Herpes Erkrankungen sind als Virusinfektionen vielfach in der Bevölkerung anzutreffen. So häufig sie vorzufinden sind, so unangenehm können sie für die Betroffenen sein. Vor allem die beträchtliche Wiedererkrankungsrate ist mehr als störend. Die hohe Anzahl an Erkrankten erklärt sich zum einen durch den häufigen Gebrauch von Medikamenten, die das Abwehrsystem drosseln (Immunsuppressiva), zum anderen werden durch bessere Diagnosemöglichkeiten mehr Erkrankungsfälle gesichert.

Die schulmedizinische Therapie von Herpes-Erkrankungen ist unbefriedigend, da eine ursächliche Therapie noch nicht existiert.  
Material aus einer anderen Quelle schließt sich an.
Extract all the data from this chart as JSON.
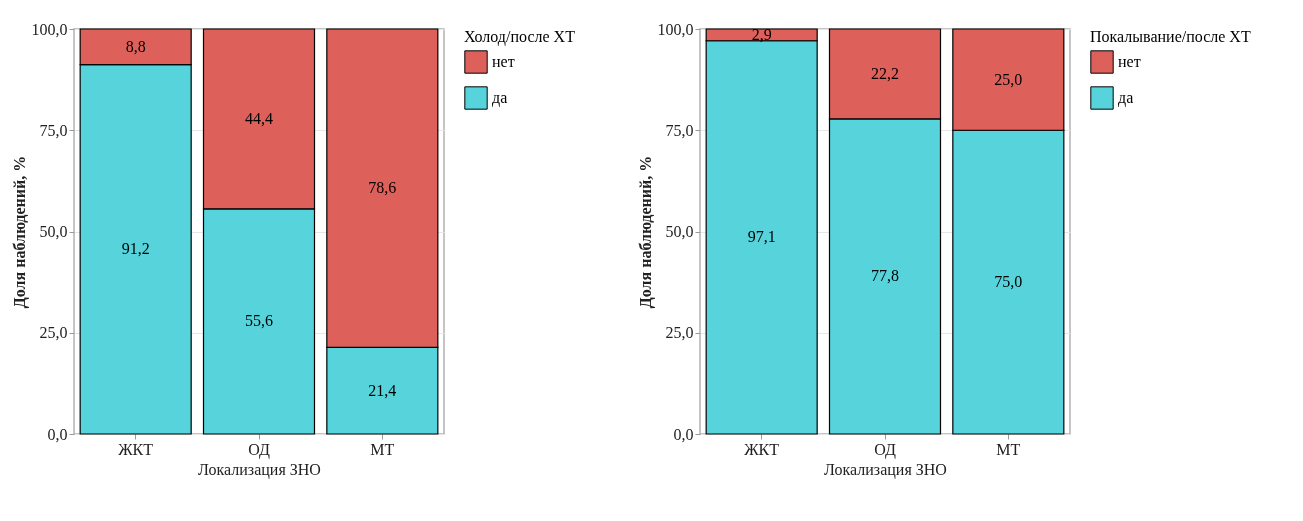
{
  "chart_data": [
    {
      "type": "bar",
      "stacked": true,
      "xlabel": "Локализация ЗНО",
      "ylabel": "Доля наблюдений, %",
      "legend_title": "Холод/после ХТ",
      "categories": [
        "ЖКТ",
        "ОД",
        "МТ"
      ],
      "series": [
        {
          "name": "да",
          "color": "#56d3db",
          "values": [
            91.2,
            55.6,
            21.4
          ],
          "value_labels": [
            "91,2",
            "55,6",
            "21,4"
          ]
        },
        {
          "name": "нет",
          "color": "#dd615a",
          "values": [
            8.8,
            44.4,
            78.6
          ],
          "value_labels": [
            "8,8",
            "44,4",
            "78,6"
          ]
        }
      ],
      "ylim": [
        0,
        100
      ],
      "yticks": [
        {
          "value": 0,
          "label": "0,0"
        },
        {
          "value": 25,
          "label": "25,0"
        },
        {
          "value": 50,
          "label": "50,0"
        },
        {
          "value": 75,
          "label": "75,0"
        },
        {
          "value": 100,
          "label": "100,0"
        }
      ],
      "grid": true,
      "legend": "right"
    },
    {
      "type": "bar",
      "stacked": true,
      "xlabel": "Локализация ЗНО",
      "ylabel": "Доля наблюдений, %",
      "legend_title": "Покалывание/после ХТ",
      "categories": [
        "ЖКТ",
        "ОД",
        "МТ"
      ],
      "series": [
        {
          "name": "да",
          "color": "#56d3db",
          "values": [
            97.1,
            77.8,
            75.0
          ],
          "value_labels": [
            "97,1",
            "77,8",
            "75,0"
          ]
        },
        {
          "name": "нет",
          "color": "#dd615a",
          "values": [
            2.9,
            22.2,
            25.0
          ],
          "value_labels": [
            "2,9",
            "22,2",
            "25,0"
          ]
        }
      ],
      "ylim": [
        0,
        100
      ],
      "yticks": [
        {
          "value": 0,
          "label": "0,0"
        },
        {
          "value": 25,
          "label": "25,0"
        },
        {
          "value": 50,
          "label": "50,0"
        },
        {
          "value": 75,
          "label": "75,0"
        },
        {
          "value": 100,
          "label": "100,0"
        }
      ],
      "grid": true,
      "legend": "right"
    }
  ]
}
Herpes Viren können unter anderem folgende Krankheiten auslösen: Lippenherpes, Ekzema herpeticatum, Herpes-Simplex-Retinitis, Fazialislähmung (Lähmung eines Gesichtsnerves), Herpes-Simplex-Ösophagitis, Generalisierter Herpes simplex, Herpes-Simplex-Infektionen in der Schwangerschaft

Eine Sonderform ist der Herpes zoster, der ebenfalls durch Herpes-Viren ausgelöst wird. Gefürchtet ist hierbei die Post-Zoster-Neuralgie, bei der trotz Abheilung der Hauterscheinungen, die Schmerzen bestehen bleiben.

Für die jeweilige Herpes Infektion stehen entsprechende Nosoden zur Verfügung.